Univariate calibration by reversed regression of heteroscedastic data: a case study

In a study of calibration with HPLC data for acetaldehyde-DNPH, we have collected replicate data (5-11 points each) for 33 samples spanning the range 0.0004-3 mu g of detected analyte. Over most of this range, the data uncertainty is proportional to the signal, implying that weighted least squares is required to obtain the calibration function, since minimum-variance estimation requires weights inversely proportional to the data variance. When a variance function derived from an analysis of the replicate statistics is used to assign weights, w(i) = 1/sigma(2)(i), the resulting values of chi(2) for the calibration fit are too large by a factor of 400. This implies that the method error is dominated by sample preparation rather than measurement uncertainty, and it means that in the calibration fit, the peak area should be taken as the independent variable and the amount as the dependent.
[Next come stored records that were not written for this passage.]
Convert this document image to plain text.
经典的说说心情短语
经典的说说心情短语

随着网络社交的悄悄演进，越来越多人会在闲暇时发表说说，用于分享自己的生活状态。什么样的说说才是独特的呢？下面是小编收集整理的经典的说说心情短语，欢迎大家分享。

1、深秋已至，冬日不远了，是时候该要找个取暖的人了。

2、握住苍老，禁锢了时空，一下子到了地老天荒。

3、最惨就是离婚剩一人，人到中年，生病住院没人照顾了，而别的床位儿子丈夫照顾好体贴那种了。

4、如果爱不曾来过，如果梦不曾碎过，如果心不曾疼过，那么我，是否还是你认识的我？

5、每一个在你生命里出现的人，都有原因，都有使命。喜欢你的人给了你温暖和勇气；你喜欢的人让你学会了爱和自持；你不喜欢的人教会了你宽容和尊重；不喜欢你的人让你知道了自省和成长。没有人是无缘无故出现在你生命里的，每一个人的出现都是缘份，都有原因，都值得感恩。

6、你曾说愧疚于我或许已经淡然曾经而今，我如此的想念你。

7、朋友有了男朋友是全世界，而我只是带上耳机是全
In this reversed regression, the generalized LS method (GLS) is used to estimate the total method variance function from the residuals. The resulting method variance function resembles the instrumental variance, in containing constant and proportional error terms. The calibration data demand at least a cubic polynomial for adequate representation, but other response functions are statistically equivalent, with the result that this model uncertainty is comparable to the directly computed statistical uncertainty of the calibration function. In these computations, emphasis is placed on the virtues of chi(2) as a statistical figure of merit over the widely used R.